Annual report pursuant to Section 13 and 15(d)

Subsequent Events

v2.4.0.6
Subsequent Events
12 Months Ended
Dec. 31, 2011
Subsequent Events [Abstract]  
Subsequent Events

NOTE 13—SUBSEQUENT EVENTS

On February 3, 2012, the Company entered into a global license and co-development agreement with Merck KGaA, of Darmstadt, Germany, to co-develop and commercialize TH-302, the Company's small molecule hypoxia-targeted drug. Under the terms of the agreement, Merck will receive co-development rights, exclusive global commercialization rights and will provide the Company an option to co-commercialize TH-302 in the United States. In exchange, the Company will receive an upfront payment of $25 million and could receive another $35 million in additional development milestones that are independent of continued development of TH-302 in pancreatic cancer during 2012. The Company is also eligible to receive a $20 million milestone payment based on positive results from its randomized Phase 2 trial in pancreatic cancer. Total potential milestone payments are $525 million, comprised of $280 million in regulatory and development milestones and $245 million in sales-based milestones.

 

In the United States, the Company will have primary responsibility for development of TH-302 in the soft tissue sarcoma indication. The Company and Merck KGaA will jointly develop TH-302 in all other cancer indications being pursued. Merck KGaA will pay 70% of worldwide development costs for TH-302.Subject to FDA approval in the United States, Merck KGaA will initially be responsible for commercialization of TH-302 with the Company receiving a tiered, double-digit royalty on sales. Under the royalty-bearing portion of the agreement, the Company retains the option to co-promote TH-302 in the United States. Additionally, the Company retains the option to co-commercialize TH-302 upon the achievement of certain sales and regulatory milestones, allowing the company to participate in up to 50% of the profits in the United States depending on total sales. Outside of the United States, Merck KGaA will be solely responsible for the commercialization of TH-302 with the Company receiving a tiered, double-digit royalty on sales in these territories. The agreement became effective on March 12, 2012, upon termination of the applicable waiting period under the Hart-Scott-Rodino Antitrust Improvements Act of 1976. The agreement will continue on a country-by-country basis until the later of the last to expire patent covering TH-302 in such country or ten years following the commercial launch of a product containing TH-302 in such country, unless terminated earlier. Merck has the right to terminate the agreement after the achievement of certain milestones, and each party has the right to terminate the agreement following uncured material breach by the other party.
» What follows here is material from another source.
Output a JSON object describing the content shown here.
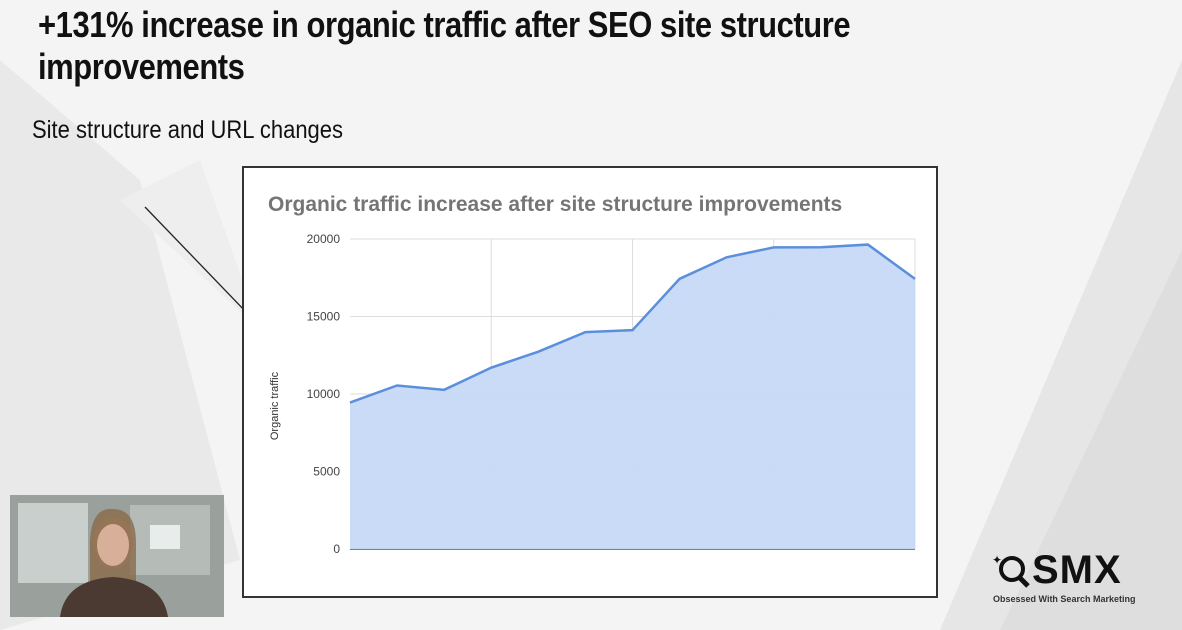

Pursuant to an amendment to the at the market issuance sales agreement and a prospectus supplement we filed on January 20, 2012, pursuant to a new registration statement filed with the Securities and Exchange Commission, we may sell shares of our common stock having an aggregate offering price of up to $15.0 million from time to time through MLV as our sales agent. Subsequent to December 31, 2011, the Company sold 2,022,144 shares of our common stock at an average price of $6.29 pursuant to the at market issuance sales agreement. Net proceeds from the sale of stock were $12.3 million. The sale of stock did not result in an adjustment to the exercise price of certain of our outstanding warrants.